5 definitions by Kody Kalashnikova

Adventoiring is the primary activity of friends of Kody, particularly in the Bend, Oregon area. An adventoire is different from an adventure because an adventure is planned. An adventoire is a state of mind caused by gathering a lot of gear (usually weapons, explosives, flashlights, watermelons, propane tanks, fire blankets, first aid kits, camouflage uniforms, cameras, and GPS units) and cramming it all into a car. One then goes adventoiring, which is the act of driving around without any particular direction until you find something in need of being explored, blown up, shot at, or photographed (but usually a combination of all of these things.

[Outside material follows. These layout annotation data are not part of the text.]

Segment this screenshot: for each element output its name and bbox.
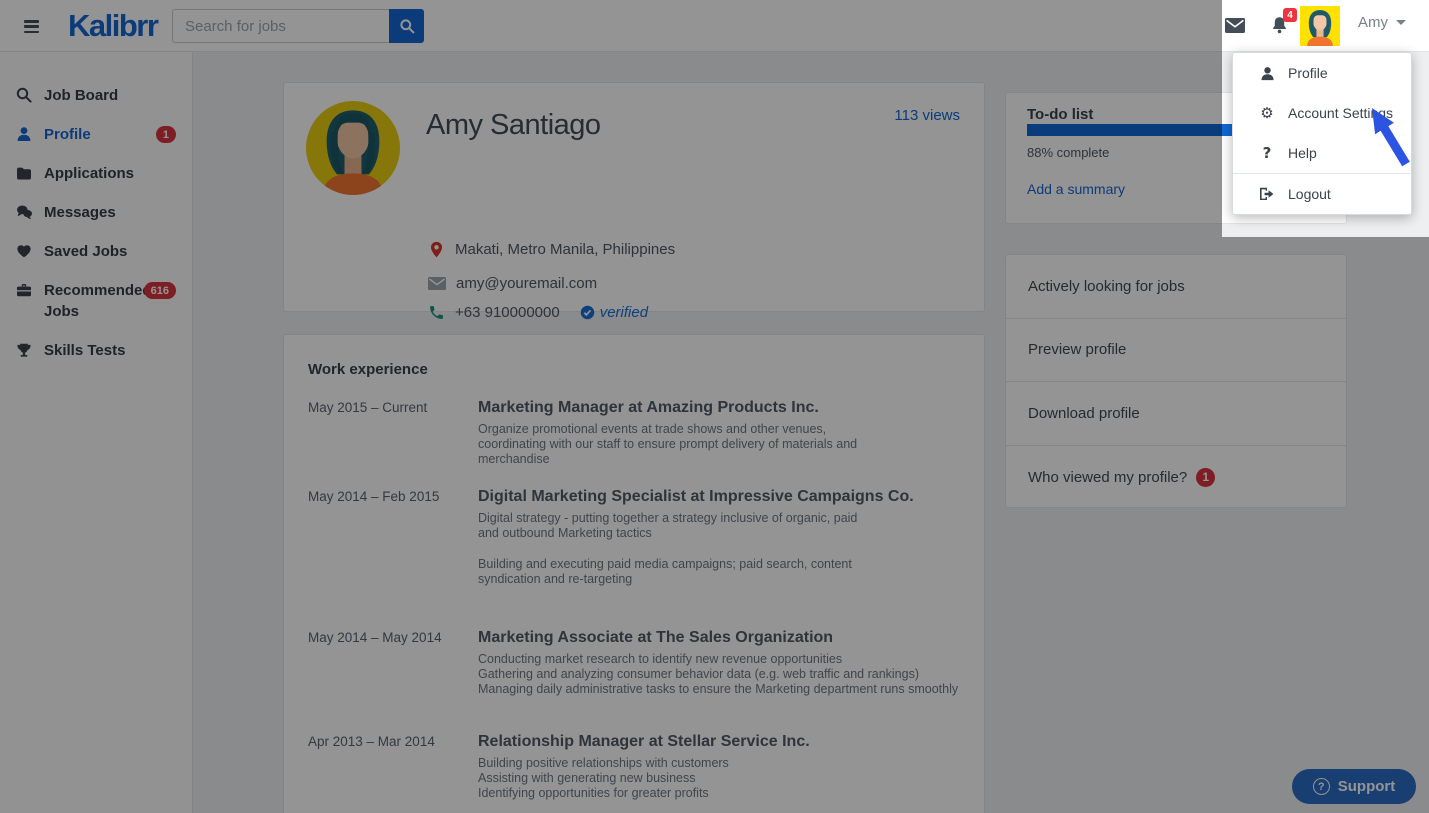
mail-icon <box>1225 18 1245 33</box>
messages-inbox-button[interactable] <box>1225 18 1245 38</box>
kalibrr-profile-page: Kalibrr 4 <box>0 0 1429 813</box>
menu-item-profile[interactable]: Profile <box>1233 53 1411 93</box>
modal-overlay[interactable] <box>0 0 1222 813</box>
notification-count-badge: 4 <box>1283 8 1297 22</box>
menu-item-label: Profile <box>1288 65 1328 81</box>
question-mark-icon: ? <box>1259 144 1275 162</box>
menu-item-logout[interactable]: Logout <box>1233 174 1411 214</box>
logout-icon <box>1259 187 1275 201</box>
avatar-image <box>1300 5 1340 47</box>
gear-icon: ⚙ <box>1259 104 1275 122</box>
menu-item-label: Logout <box>1288 186 1331 202</box>
notifications-button[interactable]: 4 <box>1271 16 1288 39</box>
user-avatar[interactable] <box>1300 5 1340 47</box>
menu-item-label: Help <box>1288 145 1317 161</box>
person-icon <box>1260 66 1275 81</box>
user-name: Amy <box>1358 14 1388 31</box>
tutorial-arrow-pointer <box>1366 106 1414 168</box>
user-menu-trigger[interactable]: Amy <box>1358 14 1406 31</box>
modal-overlay[interactable] <box>1222 237 1429 813</box>
chevron-down-icon <box>1396 20 1406 25</box>
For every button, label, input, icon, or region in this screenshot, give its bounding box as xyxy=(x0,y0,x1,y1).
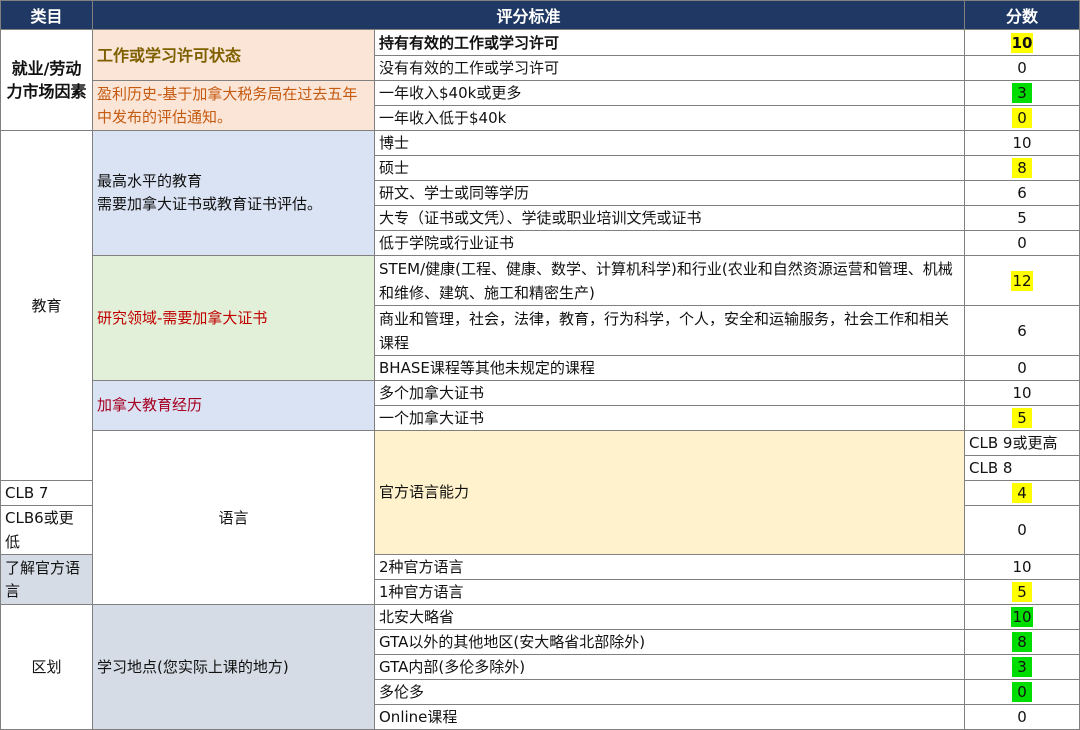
subcategory-work-permit: 工作或学习许可状态 xyxy=(92,29,375,81)
criterion-cell: 多个加拿大证书 xyxy=(373,380,966,406)
score-cell: 10 xyxy=(964,29,1080,56)
score-cell: 5 xyxy=(964,405,1080,431)
subcategory-canadian-education: 加拿大教育经历 xyxy=(92,380,375,431)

An adventoire is also different from an adventure because it is more rad and inherently has a much higher chance of causing severe injury or death.
Stop being a breeder and come adventoiring with us.
by Kody Kalashnikova September 19, 2007
A factory of ug. Generally used to refer to someone who's main product is a face full of something that makes you go "UGH" such as macne, obesity, or just plain ugliness.
Was he hot or an ugfactory?
by Kody Kalashnikova September 25, 2007
A chillbrahchill is, (if a chillbrah is a black hole,) a supermassave black hole through which no rays of awesome may escape. Being designated a chillbrahchill means that there is an emphasis on the chill, which already means you're kind of a boring, apathetic douchebag, but with the additional chill acknowledges that your douchebaggery has exceeded the limits of a mere chillbrah. Chillbrahchills must be excluded from anything awesome or they will make it suck, by listening to reggae, smoking weed, being boring and lazy, and not caring about anything.

One may also be classified as a chillbrahchill if they started out absurdly awesome before descending into chillbrahism.
God damn it, get off your ass and do something! You used to be so awesome, how did you become such a chillbrahchill?
by Kody Kalashnikova September 23, 2007
A chillbrah is the final, black-hole like phase an otherwise interesting person can fall into. Initial signs of brah-ism are the first signs (usually, hanging out with hairy/lame friends who smoke a lot of weed) of becoming a chillbrah. Once the brah infection takes over, a person is still capable of doing awesome things and participating in adventoires, but only when not occupied with their brah friends.

Final phases of chillbrah syndrome happen when the chill, loosely translated as the "fucking boring," phase sets in. This is characterized by being less intense, not caring about things, and responding to most questions with "yeah, it's/I'm chill." Once taken by chillbrah syndrome, a person is lame and hangs out with their boring, lame friends to smoke weed and try to have sex with any moving target with a high blood alcohol level. A chillbrah should not be invited on an adventoire or it will become shitty.

Though there is no known recovery from becoming a chillbrah, efforts may be taken to prevent a loved one from transitioning into the even more debilitating chillbrahchill.
David used to be so intense and awesome before he turned into a chillbrah. Now all he does is drink beer, get fat, and try to date rape underage girls.
by Kody Kalashnikova September 23, 2007
Acne caused by constantly wearing a layer of MAC makeup to cover up minor acne, which then becomes huge and insane and requires even more MAC to cover up, leading to more MACne forever until your face explodes. Common among scene boys and girls.
I thought he was hot, until he came out of the shower and his face was a MACne battlefield.